Since bringing their body of work under the banner of Hope is Noise in late 2004, the Cork four-piece have built a dedicated following, drawn equally to their ability to construct a winning pop tune with seemingly little effort, and their incendiary, hardcore tendencies; the result is a sound that in places resonates with a more considered take on Husker Du & Foo Fighters' knack for a tune, and burns with a rage comparable to Hot Snakes or At-the Drive In. It's a seemingly odd dichotomy, but over the course of two E.P.s and two critically-acclaimed full-lengths (Applaud Friends... and Under Friendly Fire, available for download from the band's Bandcamp), it's one that has formed the basis of something very special indeed, keeping fans and critics alike, across a wide cross-section of genres, hanging on.

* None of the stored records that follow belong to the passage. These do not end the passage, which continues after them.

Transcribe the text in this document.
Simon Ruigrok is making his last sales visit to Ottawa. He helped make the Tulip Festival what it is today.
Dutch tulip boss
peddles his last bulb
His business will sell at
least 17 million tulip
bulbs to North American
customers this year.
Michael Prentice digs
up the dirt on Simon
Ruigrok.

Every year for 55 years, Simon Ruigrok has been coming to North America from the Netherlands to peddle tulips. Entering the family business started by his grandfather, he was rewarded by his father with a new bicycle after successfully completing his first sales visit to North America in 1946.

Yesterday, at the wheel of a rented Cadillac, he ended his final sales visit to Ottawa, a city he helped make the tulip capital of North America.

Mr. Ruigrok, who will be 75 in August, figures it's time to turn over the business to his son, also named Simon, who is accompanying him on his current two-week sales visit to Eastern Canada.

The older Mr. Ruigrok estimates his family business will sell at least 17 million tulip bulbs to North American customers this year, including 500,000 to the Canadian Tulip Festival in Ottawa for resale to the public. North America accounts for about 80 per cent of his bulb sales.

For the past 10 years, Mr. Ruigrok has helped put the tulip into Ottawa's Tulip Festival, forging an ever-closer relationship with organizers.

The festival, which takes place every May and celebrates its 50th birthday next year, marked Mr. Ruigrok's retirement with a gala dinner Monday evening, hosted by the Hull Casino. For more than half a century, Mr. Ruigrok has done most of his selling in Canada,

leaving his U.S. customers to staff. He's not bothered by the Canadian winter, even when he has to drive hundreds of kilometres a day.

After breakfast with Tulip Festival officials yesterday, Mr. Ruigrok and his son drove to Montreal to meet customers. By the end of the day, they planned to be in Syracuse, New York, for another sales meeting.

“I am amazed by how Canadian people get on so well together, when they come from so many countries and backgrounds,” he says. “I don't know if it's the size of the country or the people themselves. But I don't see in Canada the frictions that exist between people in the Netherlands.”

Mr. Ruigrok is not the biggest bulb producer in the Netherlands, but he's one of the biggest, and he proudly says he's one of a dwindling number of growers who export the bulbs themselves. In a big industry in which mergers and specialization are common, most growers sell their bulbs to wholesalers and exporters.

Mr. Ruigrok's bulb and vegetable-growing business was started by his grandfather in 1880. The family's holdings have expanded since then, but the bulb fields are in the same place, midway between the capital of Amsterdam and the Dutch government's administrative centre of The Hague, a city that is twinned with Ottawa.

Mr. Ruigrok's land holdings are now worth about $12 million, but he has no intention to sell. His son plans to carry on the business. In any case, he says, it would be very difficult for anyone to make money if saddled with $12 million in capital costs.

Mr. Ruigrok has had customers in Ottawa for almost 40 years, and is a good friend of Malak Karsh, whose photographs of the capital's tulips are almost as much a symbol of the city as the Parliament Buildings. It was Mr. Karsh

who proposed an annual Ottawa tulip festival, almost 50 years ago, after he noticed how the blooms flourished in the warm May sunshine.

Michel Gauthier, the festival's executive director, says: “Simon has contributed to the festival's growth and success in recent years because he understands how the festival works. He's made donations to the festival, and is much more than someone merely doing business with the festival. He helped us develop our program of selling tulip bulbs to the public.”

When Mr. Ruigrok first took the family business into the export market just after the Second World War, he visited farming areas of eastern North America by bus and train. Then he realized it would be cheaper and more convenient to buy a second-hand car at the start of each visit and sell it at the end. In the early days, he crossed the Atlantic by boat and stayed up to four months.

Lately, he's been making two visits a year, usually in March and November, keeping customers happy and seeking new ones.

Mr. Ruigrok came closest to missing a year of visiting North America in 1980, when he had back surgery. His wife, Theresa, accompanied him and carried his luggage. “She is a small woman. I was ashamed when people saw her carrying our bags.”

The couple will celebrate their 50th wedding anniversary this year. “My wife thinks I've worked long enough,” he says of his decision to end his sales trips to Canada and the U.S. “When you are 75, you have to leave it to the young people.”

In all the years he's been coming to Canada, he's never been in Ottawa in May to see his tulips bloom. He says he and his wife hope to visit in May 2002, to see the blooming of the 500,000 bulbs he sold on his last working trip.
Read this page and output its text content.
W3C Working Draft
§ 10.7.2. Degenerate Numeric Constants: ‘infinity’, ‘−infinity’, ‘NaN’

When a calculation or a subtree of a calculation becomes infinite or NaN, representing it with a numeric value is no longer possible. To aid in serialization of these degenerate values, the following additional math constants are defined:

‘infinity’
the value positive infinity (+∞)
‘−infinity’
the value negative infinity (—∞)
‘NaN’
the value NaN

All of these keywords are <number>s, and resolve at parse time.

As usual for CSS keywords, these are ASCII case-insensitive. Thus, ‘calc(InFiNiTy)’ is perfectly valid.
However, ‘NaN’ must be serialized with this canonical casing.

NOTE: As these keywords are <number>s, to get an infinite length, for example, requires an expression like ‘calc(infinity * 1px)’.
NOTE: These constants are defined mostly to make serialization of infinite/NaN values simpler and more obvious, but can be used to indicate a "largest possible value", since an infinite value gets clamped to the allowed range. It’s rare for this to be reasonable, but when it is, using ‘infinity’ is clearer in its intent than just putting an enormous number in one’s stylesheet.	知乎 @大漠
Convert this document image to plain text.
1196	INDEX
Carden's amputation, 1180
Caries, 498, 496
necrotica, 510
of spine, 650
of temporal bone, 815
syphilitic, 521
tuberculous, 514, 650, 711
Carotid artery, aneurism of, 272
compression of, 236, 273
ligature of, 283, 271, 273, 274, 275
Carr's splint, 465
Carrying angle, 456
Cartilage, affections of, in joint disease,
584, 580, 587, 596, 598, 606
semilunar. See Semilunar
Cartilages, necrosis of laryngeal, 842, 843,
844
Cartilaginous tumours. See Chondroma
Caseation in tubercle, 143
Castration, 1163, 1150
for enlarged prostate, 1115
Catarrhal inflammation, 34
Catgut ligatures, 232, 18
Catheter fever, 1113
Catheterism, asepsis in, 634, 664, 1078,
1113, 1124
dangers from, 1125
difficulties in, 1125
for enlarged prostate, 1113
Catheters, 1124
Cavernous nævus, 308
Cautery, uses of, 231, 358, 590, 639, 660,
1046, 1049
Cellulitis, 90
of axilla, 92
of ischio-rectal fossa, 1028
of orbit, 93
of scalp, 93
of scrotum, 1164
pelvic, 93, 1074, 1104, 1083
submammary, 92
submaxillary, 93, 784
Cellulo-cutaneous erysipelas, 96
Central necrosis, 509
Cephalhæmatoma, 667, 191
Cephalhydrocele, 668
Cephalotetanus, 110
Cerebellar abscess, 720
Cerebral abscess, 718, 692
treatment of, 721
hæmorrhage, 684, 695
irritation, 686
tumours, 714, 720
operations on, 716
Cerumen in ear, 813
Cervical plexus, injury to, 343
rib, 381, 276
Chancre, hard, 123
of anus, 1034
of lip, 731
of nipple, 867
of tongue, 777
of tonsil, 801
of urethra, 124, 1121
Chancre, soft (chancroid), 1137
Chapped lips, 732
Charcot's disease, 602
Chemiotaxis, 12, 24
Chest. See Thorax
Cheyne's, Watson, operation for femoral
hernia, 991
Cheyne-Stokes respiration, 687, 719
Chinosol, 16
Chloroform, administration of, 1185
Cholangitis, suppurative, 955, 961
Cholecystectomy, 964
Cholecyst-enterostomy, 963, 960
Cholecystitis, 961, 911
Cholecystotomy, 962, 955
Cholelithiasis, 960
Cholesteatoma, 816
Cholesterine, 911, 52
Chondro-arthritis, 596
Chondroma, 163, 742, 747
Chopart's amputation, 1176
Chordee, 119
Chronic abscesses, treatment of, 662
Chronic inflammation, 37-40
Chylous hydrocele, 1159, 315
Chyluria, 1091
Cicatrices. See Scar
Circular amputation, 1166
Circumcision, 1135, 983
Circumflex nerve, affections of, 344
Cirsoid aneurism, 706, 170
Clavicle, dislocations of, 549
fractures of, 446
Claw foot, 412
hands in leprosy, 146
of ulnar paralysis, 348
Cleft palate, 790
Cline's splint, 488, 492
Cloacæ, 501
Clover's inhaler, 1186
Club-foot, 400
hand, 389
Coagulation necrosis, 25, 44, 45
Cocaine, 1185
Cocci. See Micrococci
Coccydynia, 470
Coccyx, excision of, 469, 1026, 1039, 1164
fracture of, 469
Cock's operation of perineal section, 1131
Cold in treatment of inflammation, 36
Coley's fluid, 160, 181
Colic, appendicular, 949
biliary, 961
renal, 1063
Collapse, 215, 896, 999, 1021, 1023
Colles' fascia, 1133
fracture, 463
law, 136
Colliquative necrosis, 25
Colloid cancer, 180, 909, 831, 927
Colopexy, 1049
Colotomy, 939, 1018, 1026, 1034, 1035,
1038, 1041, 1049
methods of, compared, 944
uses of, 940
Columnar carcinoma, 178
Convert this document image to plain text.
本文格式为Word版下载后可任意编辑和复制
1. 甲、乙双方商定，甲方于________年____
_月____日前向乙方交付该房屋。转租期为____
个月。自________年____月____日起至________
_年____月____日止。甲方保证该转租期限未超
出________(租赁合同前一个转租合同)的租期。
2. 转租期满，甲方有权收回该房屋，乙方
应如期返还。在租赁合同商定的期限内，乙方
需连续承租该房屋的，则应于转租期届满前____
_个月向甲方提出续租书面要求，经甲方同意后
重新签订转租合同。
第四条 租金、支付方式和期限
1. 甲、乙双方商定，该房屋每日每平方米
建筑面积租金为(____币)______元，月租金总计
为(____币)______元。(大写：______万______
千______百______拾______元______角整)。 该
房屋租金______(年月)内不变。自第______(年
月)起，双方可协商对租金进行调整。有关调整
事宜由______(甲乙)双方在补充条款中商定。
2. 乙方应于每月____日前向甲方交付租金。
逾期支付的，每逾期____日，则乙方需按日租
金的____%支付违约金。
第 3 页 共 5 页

It's brought them gigging all over Ireland, at European festivals, and on two tours of the West Coast of the U.S. It's seen their praises roared from the pages of Rock Sound (UK) and Hot Press among others. It's seen them fulfill life-long ambitions, being called to share stages with the likes of Jello Biafra and Mudhoney among others. It's seen them move from angry youngfellas to a bona fide pillar of Cork music, and one of the Irish underground's best-loved bands, sharing stages with contemporaries like Ten Past Seven, I'll Eat Your Face, and countless others.

This Used to be a Laugh is a step forward for Hope is Noise: though the immediacy and dedication to a pristine pop hook showcased in their previous albums remains, it's invested with a purposeful rawness and urgency that has always boiled underneath. It's a heady, obfuscating experience, one that adds another dimension to their already impressive arsenal of tunes. Broadsides like the distortion-laden Das Ich and strident single Sleeping Dogs are given to this new attitude, while even a seemingly innocuous pop song like Official Party Line is invested with an altogether darker, more relevant undercurrent. And while Hope is Noise trademarks litter tunes like All Love and Nothing and Spitz Du, an exploratory spirit permeates Altitude Sickness, the band's first instrumental, a pensive number, its building tension heightened by ticking electronics.

This is the restless sound of a band with a new-found sense of purpose, unwilling to settle and be pigeonholed. A band born of long-standing friendship, whose disparate elements are brought together by a passion for creation and performance regardless of broader trends and fads. This is Hope is Noise.